Nesse contexto de violências, uma outra reivindicação dos estudantes é a implantação dos banheiros sem gênero para a população trans, travesti e não-binária da universidade. 

“Nós já recebemos essa demanda há algum tempo e encaminhamos essa necessidade apresentada pelos estudantes para a Câmara de Direitos Humanos. A Câmara se posicionou favoravelmente, mas a Universidade teve muitas questões de coletivos que se apresentaram em contraponto a essa proposta”, explicou a coordenadora do núcleo LGBT da Secretaria de Direitos Humanos.

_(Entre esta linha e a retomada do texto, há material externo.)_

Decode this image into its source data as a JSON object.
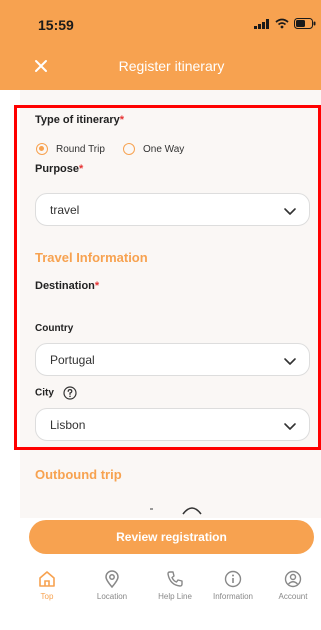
{
  "status": {
    "time": "15:59"
  },
  "header": {
    "title": "Register itinerary"
  },
  "form": {
    "type_label": "Type of itinerary",
    "required_mark": "*",
    "options": [
      {
        "label": "Round Trip",
        "selected": true
      },
      {
        "label": "One Way",
        "selected": false
      }
    ],
    "purpose_label": "Purpose",
    "purpose_value": "travel",
    "travel_info_title": "Travel Information",
    "destination_label": "Destination",
    "country_label": "Country",
    "country_value": "Portugal",
    "city_label": "City",
    "city_value": "Lisbon",
    "outbound_title": "Outbound trip"
  },
  "actions": {
    "review_label": "Review registration"
  },
  "nav": [
    {
      "label": "Top",
      "icon": "home-icon",
      "active": true
    },
    {
      "label": "Location",
      "icon": "location-pin-icon",
      "active": false
    },
    {
      "label": "Help Line",
      "icon": "phone-icon",
      "active": false
    },
    {
      "label": "Information",
      "icon": "info-icon",
      "active": false
    },
    {
      "label": "Account",
      "icon": "account-icon",
      "active": false
    }
  ],
  "colors": {
    "accent": "#F7A250",
    "required": "#e63333",
    "highlight": "#ff0000"
  }
}
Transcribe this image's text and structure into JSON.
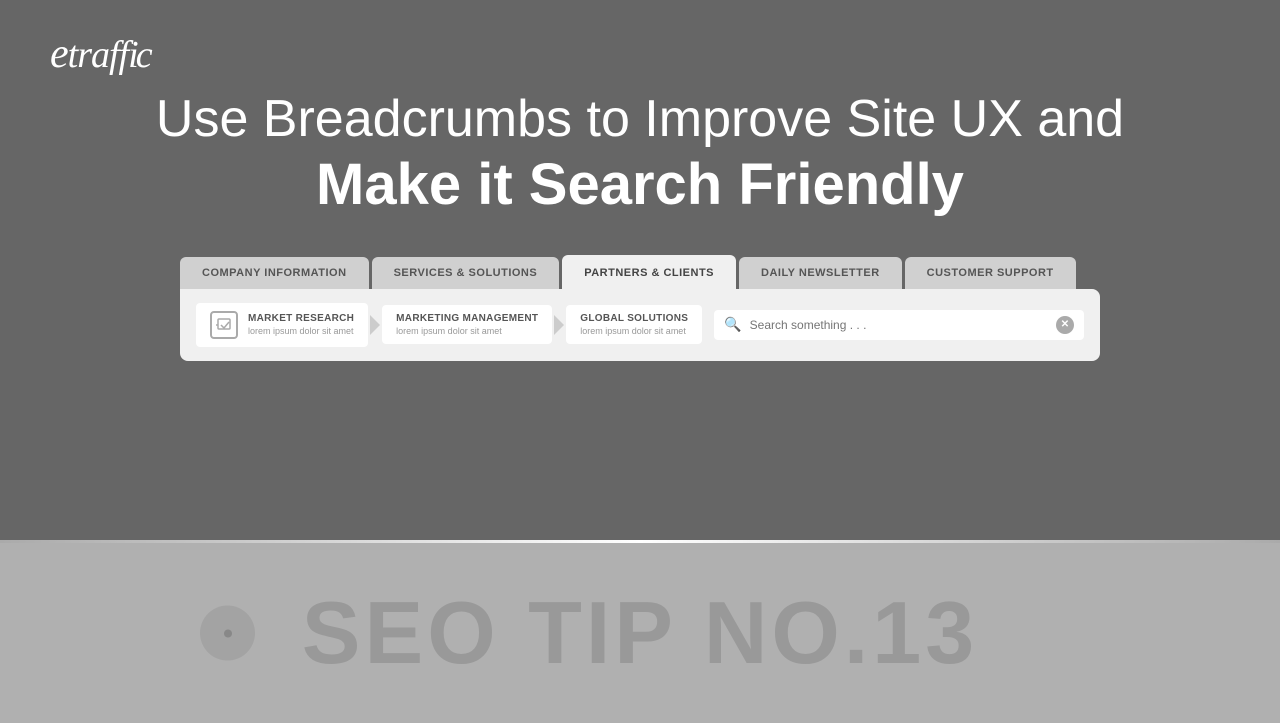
{
  "logo": {
    "text": "etraffic"
  },
  "header": {
    "line1": "Use Breadcrumbs to Improve Site UX and",
    "line2": "Make it Search Friendly"
  },
  "nav_tabs": [
    {
      "id": "company",
      "label": "COMPANY INFORMATION",
      "active": false
    },
    {
      "id": "services",
      "label": "SERVICES & SOLUTIONS",
      "active": false
    },
    {
      "id": "partners",
      "label": "PARTNERS & CLIENTS",
      "active": true
    },
    {
      "id": "newsletter",
      "label": "DAILY NEWSLETTER",
      "active": false
    },
    {
      "id": "support",
      "label": "CUSTOMER SUPPORT",
      "active": false
    }
  ],
  "breadcrumbs": [
    {
      "title": "MARKET RESEARCH",
      "subtitle": "lorem ipsum dolor sit amet",
      "has_icon": true
    },
    {
      "title": "MARKETING MANAGEMENT",
      "subtitle": "lorem ipsum dolor sit amet",
      "has_icon": false
    },
    {
      "title": "GLOBAL SOLUTIONS",
      "subtitle": "lorem ipsum dolor sit amet",
      "has_icon": false
    }
  ],
  "search": {
    "placeholder": "Search something . . ."
  },
  "bottom": {
    "text": "SEO TIP NO.13"
  }
}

“A administração optou por aguardar para poder fazer uma discussão um pouco mais cautelosa. Mas a perspectiva é que a gente consiga fazer a implementação desses banheiros”, concluiu Salem.

A questão dos banheiros voltou a ser uma pauta reivindicada com frequência pelos alunos LGBTQIA+ depois que uma aluna trans foi expulsa do banheiro feminino do Restaurante Universitário (RU) em dezembro de 2022. 

Na época, o DCE, em conjunto com outros coletivos e entidades estudantis, organizou um ato contra a transfobia na UnB e em solidariedade à estudante. 

“Ainda é uma luta constante conseguir mobilizar institucionalmente a UnB para que se responsabilize pelos processos de violência que acontecem aqui dentro. É um movimento de a gente ocupar cada vez mais espaços e conseguir trazer cada vez mais pessoas para que possam vivenciar outros tipos de relação, que não sejam pautadas nessa inferiorização, na discriminação, na violência”, disse Natália Neiva. 

Dia do Orgulho

O Dia do Orgulho LGBTQIA+ é celebrado internacionalmente em 28 de junho. Durante todo o mês, são realizados mundialmente diversas paradas e eventos para aumentar a conscientização sobre a luta por direitos, respeito e visibilidade das pessoas lésbicas, gays, bissexuais, travestis, transexuais, queers, intersexuais e demais identidades que não se encaixam no padrão heterocisnormativo.